Nenhum ser humano pode se orgulhar de estar 100% liberto do pensamento mágico. Faz parte da nossa espécie. Passamos mais tempo em cavernas, tomados de terror pelos raios e trovões, do que em laboratórios de física. É um peso cultural instintivo. Porém... Pensemos bem: sempre há no casal um feiticeiro e um cientista. O quarto modelo fala daquela dualidade curiosa. Vamos fazer um almoço no jardim? Um consultará a previsão do tempo ou pensará em lugares alternativos e plano B para situação de chuva. O outro jogará um ovo no telhado para Santa Clara.

Queremos prosperidade no lar? É possível pensar em um bom investimento ou... comer nhoque da sorte, todo dia 29, com uma nota de dólar sob o prato e ingerindo as primeiras porções de pé?

A casa precisa de proteção? Há vários caminhos. O assim chamado cientista procurará seguros residenciais, verificará trancas e alarmes, estimulará a presença de extintores e indicará algum treinamento familiar, em casos de emergência. O feiticeiro plantará um vaso com sete ervas protetoras contra olho-grande, colocará um elefante com o derrière voltado contra a porta, comprará um olho grego e alguma imagem protetora para pôr junto às saídas da residência.
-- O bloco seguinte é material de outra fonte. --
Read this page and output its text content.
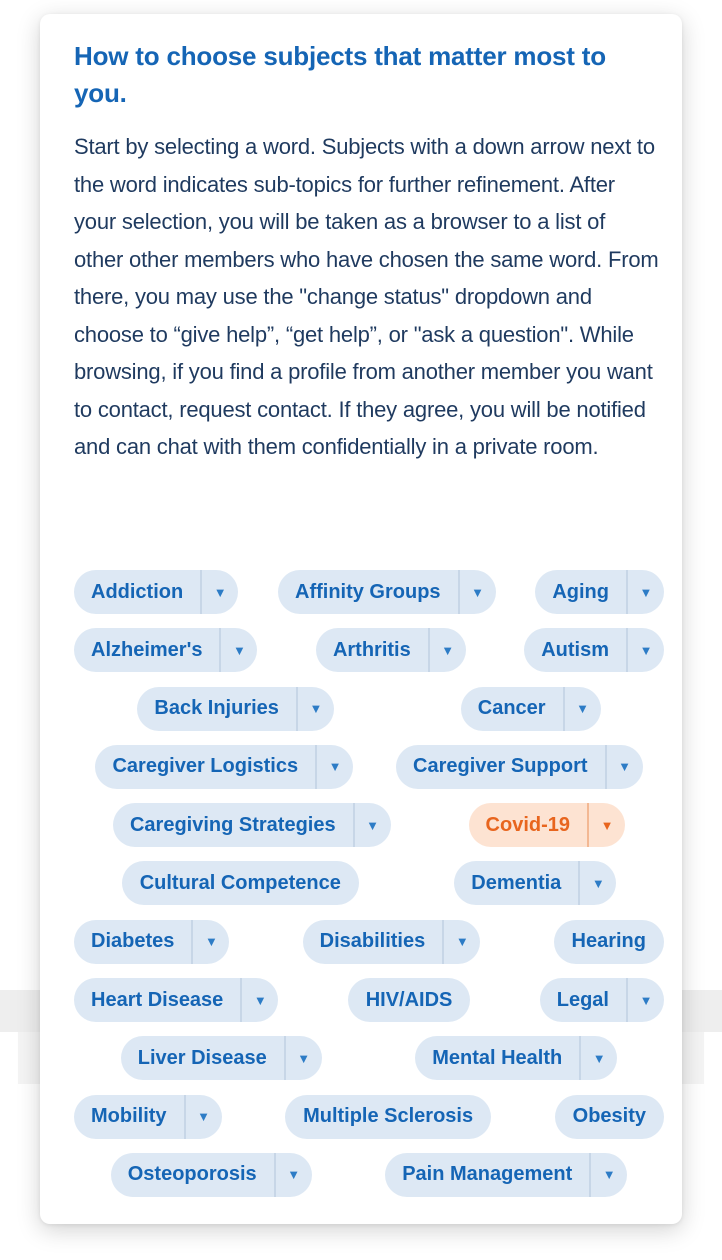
How to choose subjects that matter most to you.

Start by selecting a word. Subjects with a down arrow next to the word indicates sub-topics for further refinement. After your selection, you will be taken as a browser to a list of other other members who have chosen the same word. From there, you may use the "change status" dropdown and choose to “give help”, “get help”, or "ask a question". While browsing, if you find a profile from another member you want to contact, request contact. If they agree, you will be notified and can chat with them confidentially in a private room.

Addiction	▼	Affinity Groups	▼	Aging	▼
Alzheimer's	▼	Arthritis	▼	Autism	▼
Back Injuries	▼	Cancer	▼
Caregiver Logistics	▼	Caregiver Support	▼
Caregiving Strategies	▼	Covid-19	▼
Cultural Competence	Dementia	▼
Diabetes	▼	Disabilities	▼	Hearing
Heart Disease	▼	HIV/AIDS	Legal	▼
Liver Disease	▼	Mental Health	▼
Mobility	▼	Multiple Sclerosis	Obesity
Osteoporosis	▼	Pain Management	▼
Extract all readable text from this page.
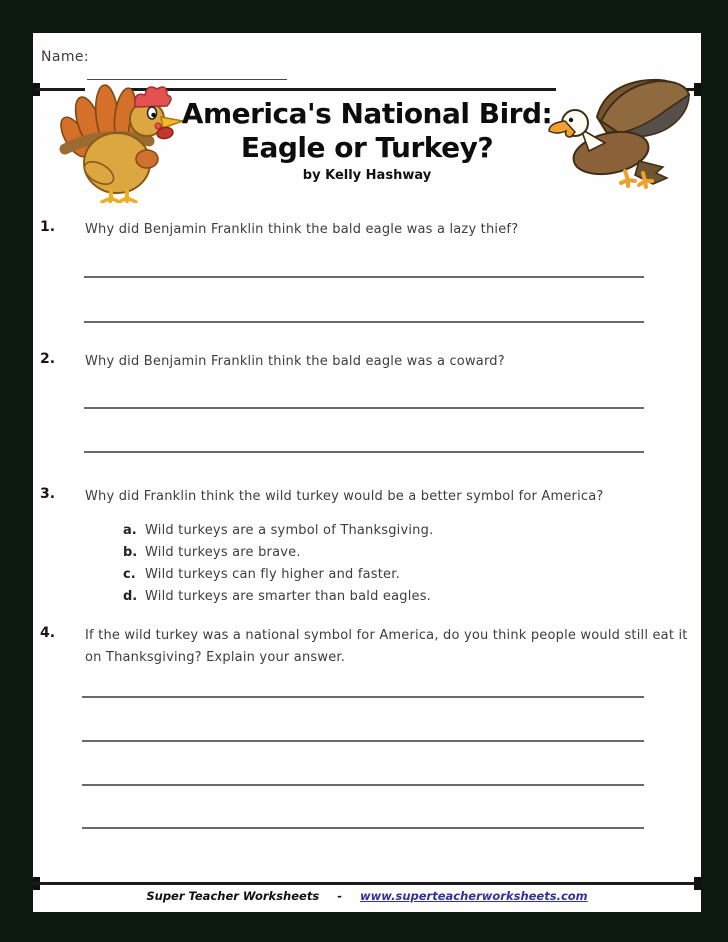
Name:
America's National Bird:
Eagle or Turkey?
by Kelly Hashway
1. Why did Benjamin Franklin think the bald eagle was a lazy thief?
2. Why did Benjamin Franklin think the bald eagle was a coward?
3. Why did Franklin think the wild turkey would be a better symbol for America?
a. Wild turkeys are a symbol of Thanksgiving.
b. Wild turkeys are brave.
c. Wild turkeys can fly higher and faster.
d. Wild turkeys are smarter than bald eagles.
4. If the wild turkey was a national symbol for America, do you think people would still eat it on Thanksgiving? Explain your answer.
Super Teacher Worksheets - www.superteacherworksheets.com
Em alguns casos mais elaborados, o feiticeiro fará disposição de espelhos, cristais, fontes de água e outras posições para reorganizar, a seu favor, o fluxo energético da casa.

Para garantir coesão textual, vamos lá: o feijão/time is money/jardineiro/cientista andará ao lado do sonho/tempo dom de Deus/rosa/mago. São, claro, tipos ideais. Quem compra cristais e os alinha cuidadosamente na estante da sala está em atitude de jardineiro, mais do que de flor. Crê, sinceramente, que o ato protegerá a casa e busca agir como protagonista. Se a casa tiver o privilégio raro de nunca ser assaltada, quem pode garantir que foram as trancas de ferro, a segurança contratada da rua ou as trancas energéticas do alinhamento dos cristais? Quem pode, de verdade, garantir a eficácia?

O mistério da natureza é o acasalamento entre os tipos descritos. Um mago sofrerá escárnio e atritos com um cientista ao lado. O racional perderá a paciência com o intuitivo mágico. Não obstante, a seta de Cupido aproxima, com frequência, um tipo ao seu polo oposto. Motivo de tal atração bizarra? Podem existir as causas em dois campos. Uma pessoa do casal dirá freudianamente: "Eu me aproximo da minha sombra, do denegado em mim". Outro, inclinado ao Taoismo, dirá: "São Yin e Yang na conspiração dos fluxos universais!".

Estaria inscrito nas estrelas ou seria fruto de um impulso psíquico? A esperança está no amor, que, claro, é um processo químico e um destino cármico ao mesmo tempo, como sabem os casais harmoniosamente polares.